The association had sought a "gesture of support" in the wake of the irrecoverable losses sustained by the postponement of three senior and three under-21 European Championship fixtures.
They claimed they were victims of what was essentially a political situation, and that the Government had exacerbated the problem by refusing to grant visas to the Yugoslav squad for the game scheduled for Lansdowne Road last June.
Apart from the £100,000 spent on installing temporary seating for the fixture, the FAI was fined by UEFA and ordered to contribute £50,000 towards the expenditure incurred by the Yugoslavs.
FAI officials were said to be enraged by the curt note of rejection from Minister for Finance Charlie McCreevy and they suggested it was further evidence that, in comparison with other sporting bodies, the association is disadvantaged in its dealings with Government.
"Football in this country is largely dependant on the voluntary element," said the FAI's chief executive, Bernard O'Byrne. "There are anything up to 400,000 people involved in promoting and fostering the game and they need to be reassured that people in government are not actively disadvantaging them.
"I would hope not, but I have to say that I am both worried and frustrated by what I perceive as shabby treatment in our dealings of late with the Government.
"For example, we presented them with a pre-Budget submission for funding for a thoroughly researched and perfectly viable five-year plan to help some of those people who feel socially excluded. I am mystified why we didn't even get an acknowledgement, let alone a positive response to our document.
"Again, in the annual list of sports grants on Tuesday we were awarded £114,000, or roughly the same figure as we got last year. In the context of what we're about this is wholly inadequate, and the word derisory was one that kept coming back to me yesterday from our people on the ground.
"When you put it all together there is indeed justification for people asking if there is an agenda against the FAI, and if so why."
After a century of antagonism between those who administer Irish football and successive generations of GAA officials, both of the main players in the Irish sporting arena are anxious to be seen to have distanced themselves from at least some of the issues which separated them in the past.
Yet, in the midst of that faintly discernible move towards ecumenism, the suspicion among the soccer fraternity is that politicians still find it more expedient to align themselves with Jones's Road rather than Merrion Square.
O'Byrne, anxious not to be seen as disturbing the fragile peace, was choosing his words carefully when he said: "We don't begrudge other organisations their good fortune in securing State funding, but from our perspective it's difficult to escape the conclusion that we're being shabbily treated."
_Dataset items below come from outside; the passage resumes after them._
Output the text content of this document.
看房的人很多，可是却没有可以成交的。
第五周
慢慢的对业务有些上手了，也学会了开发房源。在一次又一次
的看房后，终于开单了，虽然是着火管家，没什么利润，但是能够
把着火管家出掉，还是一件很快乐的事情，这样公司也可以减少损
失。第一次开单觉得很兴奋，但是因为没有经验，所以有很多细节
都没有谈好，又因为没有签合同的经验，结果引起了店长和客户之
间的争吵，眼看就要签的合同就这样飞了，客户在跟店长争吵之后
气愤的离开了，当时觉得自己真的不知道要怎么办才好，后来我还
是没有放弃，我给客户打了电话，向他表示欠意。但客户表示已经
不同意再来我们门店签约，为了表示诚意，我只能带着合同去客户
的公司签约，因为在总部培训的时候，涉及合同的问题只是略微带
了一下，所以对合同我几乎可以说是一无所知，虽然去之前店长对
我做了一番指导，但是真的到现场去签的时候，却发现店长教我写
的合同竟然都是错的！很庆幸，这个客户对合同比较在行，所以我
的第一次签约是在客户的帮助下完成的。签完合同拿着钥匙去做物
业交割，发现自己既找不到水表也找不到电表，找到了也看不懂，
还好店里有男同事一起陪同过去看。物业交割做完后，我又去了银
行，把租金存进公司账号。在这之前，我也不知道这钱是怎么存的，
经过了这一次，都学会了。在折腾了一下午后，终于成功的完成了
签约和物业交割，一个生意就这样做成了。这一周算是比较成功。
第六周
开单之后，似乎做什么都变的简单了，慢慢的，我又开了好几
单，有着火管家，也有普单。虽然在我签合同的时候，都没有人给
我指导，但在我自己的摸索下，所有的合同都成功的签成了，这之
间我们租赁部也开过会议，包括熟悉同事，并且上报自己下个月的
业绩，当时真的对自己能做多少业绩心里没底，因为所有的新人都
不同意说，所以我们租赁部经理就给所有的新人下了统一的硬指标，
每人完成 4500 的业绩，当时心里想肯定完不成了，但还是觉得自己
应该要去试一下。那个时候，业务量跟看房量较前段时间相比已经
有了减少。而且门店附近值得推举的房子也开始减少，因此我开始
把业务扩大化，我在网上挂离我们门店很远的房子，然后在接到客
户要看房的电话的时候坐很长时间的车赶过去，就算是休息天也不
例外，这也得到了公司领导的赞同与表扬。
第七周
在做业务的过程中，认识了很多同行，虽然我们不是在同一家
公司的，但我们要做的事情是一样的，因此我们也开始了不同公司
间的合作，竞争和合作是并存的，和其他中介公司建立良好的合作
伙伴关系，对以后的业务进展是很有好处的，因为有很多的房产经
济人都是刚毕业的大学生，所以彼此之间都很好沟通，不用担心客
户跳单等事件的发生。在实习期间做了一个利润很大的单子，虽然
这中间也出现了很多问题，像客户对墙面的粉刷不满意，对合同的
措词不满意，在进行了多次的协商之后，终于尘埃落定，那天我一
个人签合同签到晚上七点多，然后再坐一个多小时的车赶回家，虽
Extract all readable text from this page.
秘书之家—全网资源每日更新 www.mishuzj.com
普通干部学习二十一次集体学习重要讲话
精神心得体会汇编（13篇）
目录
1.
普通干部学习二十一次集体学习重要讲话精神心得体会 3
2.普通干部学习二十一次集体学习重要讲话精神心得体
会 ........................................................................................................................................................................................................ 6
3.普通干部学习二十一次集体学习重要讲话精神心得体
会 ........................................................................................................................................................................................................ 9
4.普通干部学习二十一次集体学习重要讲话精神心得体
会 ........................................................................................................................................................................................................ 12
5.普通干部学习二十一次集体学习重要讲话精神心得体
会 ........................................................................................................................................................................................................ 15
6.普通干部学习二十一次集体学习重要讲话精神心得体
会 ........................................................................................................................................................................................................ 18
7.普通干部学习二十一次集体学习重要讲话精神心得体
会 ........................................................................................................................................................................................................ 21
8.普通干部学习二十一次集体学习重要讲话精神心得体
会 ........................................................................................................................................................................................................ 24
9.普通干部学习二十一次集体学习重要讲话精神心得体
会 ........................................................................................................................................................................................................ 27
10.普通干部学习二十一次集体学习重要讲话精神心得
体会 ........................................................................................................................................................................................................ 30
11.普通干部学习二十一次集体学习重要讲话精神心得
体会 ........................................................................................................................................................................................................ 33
For some time now the perception among the wider sporting public is that of a deteriorating relationship between senior Government ministers and the FAI in the wake of the soccer body's decision to press ahead with plans to build their own stadium at a time when the Taoiseach, Bertie Ahern, was promoting the concept of a national stadium.
Ahern, a Dublin northsider who would be seen as having more in common with soccer than Gaelic games, still believes that pragmatism demands the construction of a national sporting arena rather than one funded by an individual organisation.
That is a view which the FAI, driven by the visionary instincts of O'Byrne and others, finds difficult to accept. In spite of the sound financial base of their strategy, the danger for Government is that in the current climate of mutual distrust they risk being perceived as petty.